What is Going to Happen With Dividend Stocks When Interest Rates Will Rise?

 

Black Swan fans are always looking for the next bubble to burst

Here’s a theory for Black Swan fans; dividend stocks are the next bubble to burst and it will happen at the moment interest rates will rise.

 

Supporting the Theory

Since 2008, interest rates have dropped to the lowest level ever in North America. Insurance companies, pension plans, institutional investors and income seeking investors were all in the same basket; the lack of safe and reliable revenues from their investments. You can’t do much when 5 years bonds pay less than the rate of inflation. What can you do? Look elsewhere.

While dividend investing has always been very popular throughout the history, dividend stocks have caught more attention over the past 5 years. After the stock rebound in 2009 and 2010, dividend stocks appeared to be the next savior for income seeking investors. They realize that a well-diversified companies like Johnson & Johnson (JNJ) or Procter & Gamble (PG) are super stable companies generating more than interesting yields. At one point, some investors started to compare municipal bonds paying 2% for 5 years while JNJ and PG and a whole bunch of solid dividend stocks were paying over 3% in dividend yield. And the best part was the growth potential; strong dividend stocks will increase their dividend payment year after year on top of providing stock value appreciation. Wow… this sounds better than bonds, right?

And this is how massive amount of money started to fly away from bonds to be invested in dividend stocks. At that moment, we saw an increase in valuation multiples for several companies. Just look at the chart below:

increase div valuation

As you can see, the PE ratio increased significantly over the past 5 years for many stocks known for their strong dividend payment history.

What happens when valuation goes up like this? You are right; it has to drop as fast as it went up. Well… that’s the Black Swan fan theory anyways…

Once interest rates will start to rise, this important group of income seeking investors will rapidly sell their dividend paying shares to replace them with solid bonds paying decent levels of interest. If many institutional investors follow this trend, we will have a crash in the dividend stock world as we will see too many sellers for so little buyers.

 

I’m NOT Supporting this Theory

I don’t know if you are starting to think that I believe dividend stocks will be the next bubble to burst, but I’ll make it clear: dividend stocks are not a bubble. I’m not a big fan of Black Swan events and I don’t think the stock market will collapse due to overbought dividend stocks.

 

Not fast enough to create a crisis

The first reason why this scenario won’t happen is because interest rate won’t rise overnight to 5%. The FED is very cautious with the interest rate and this is why rates haven’t risen yet. It will happen in 2015, that is almost a certainty. However, rates won’t increase by 0.25% each month for the next 36 months either. The economy is not booming and the inflation rate is under control. Therefore, while a healthy economy requires higher interest rates, there are no reasons to boost rates like there is no tomorrow. This would probably do more harm than anything else anyways.

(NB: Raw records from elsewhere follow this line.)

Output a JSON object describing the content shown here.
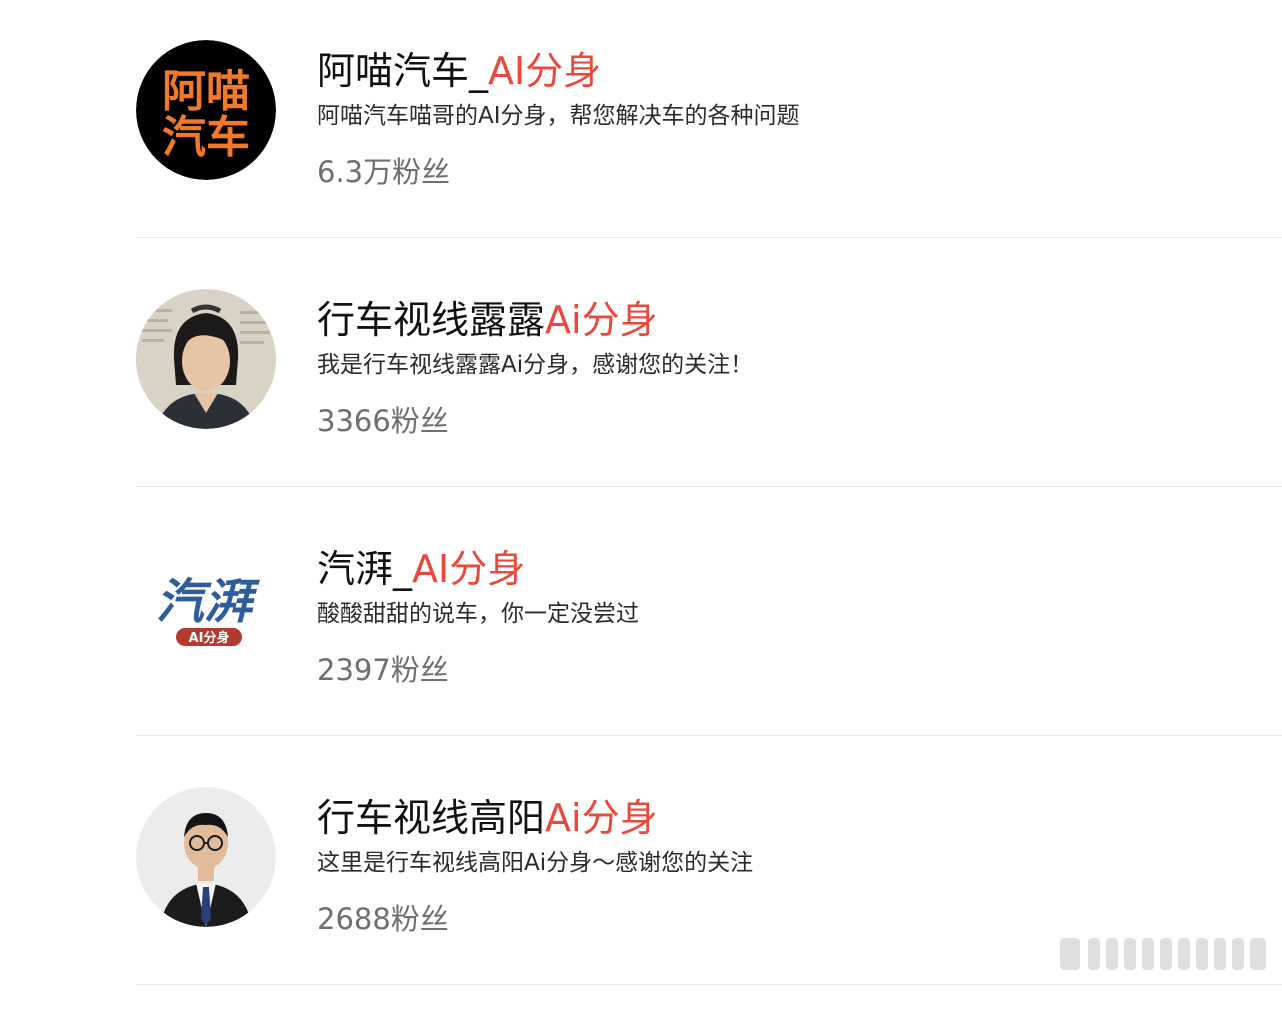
{
  "accounts": [
    {
      "name": "阿喵汽车_",
      "name_tag": "AI分身",
      "description": "阿喵汽车喵哥的AI分身，帮您解决车的各种问题",
      "fans": "6.3万粉丝",
      "avatar_text_top": "阿喵",
      "avatar_text_bottom": "汽车"
    },
    {
      "name": "行车视线露露",
      "name_tag": "Ai分身",
      "description": "我是行车视线露露Ai分身，感谢您的关注！",
      "fans": "3366粉丝"
    },
    {
      "name": "汽湃_",
      "name_tag": "AI分身",
      "description": "酸酸甜甜的说车，你一定没尝过",
      "fans": "2397粉丝",
      "avatar_text": "汽湃",
      "avatar_badge": "AI分身"
    },
    {
      "name": "行车视线高阳",
      "name_tag": "Ai分身",
      "description": "这里是行车视线高阳Ai分身～感谢您的关注",
      "fans": "2688粉丝"
    }
  ],
  "colors": {
    "tag": "#e9483b",
    "divider": "#e8e8e8",
    "fans_text": "#6f6f6f",
    "logo_orange": "#f07a2a"
  }
}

If the interest rate goes up slowly, there won’t be a massive movement of cash going out of dividend stocks to buy bonds. It will be done slowly and massive share buyback programs authorized within the same dividend paying companies will probably be enough to compensate for the outflow.

 

Dividend stocks remain strong companies

It is true that we have more investor types that invest in dividend paying stock these days due to lower interest rates. However, dividend stocks are popular for a very simple reason; dividend stocks are strong and reliable businesses generating constant cash flow. Therefore, it’s also normal that their valuation multiple increased over the past 5 years. A good part of this was simply the dividend stocks following the general stock market trend where investors are more optimistic about future growth in general. This is not a phenomenon that implies solely dividend stocks.

Also, there is a basic reason why most companies that pay a dividend do it; it’s because they have a solid business model enabling them to do so. And this solid business model won’t collapse if some investors sell their stocks to buy bonds. Solid fundamentals won’t be affected and if the stock price drops, it will only be a great buying opportunity.

 

Final thoughts on this potential bubble

I can’t guarantee there won’t be a panic movement around dividend stocks at one point. You know Mr. Market’s mood swings are pretty violent some times. However, I don’t see a valid reason why dividend stocks would lose value over the long haul. Therefore, if there is a storm, the dividend payment will protect you in the meantime and the sun will shine again.

If you can put some cash aside (I’m not saying you should sell, but rather save more money for the next round!), I think we will see a great buying opportunity coming shortly! Thx to the Black Swan fans!!

What do you think? Do you expect dividend stocks to drop suddenly once interest rate starts to rise?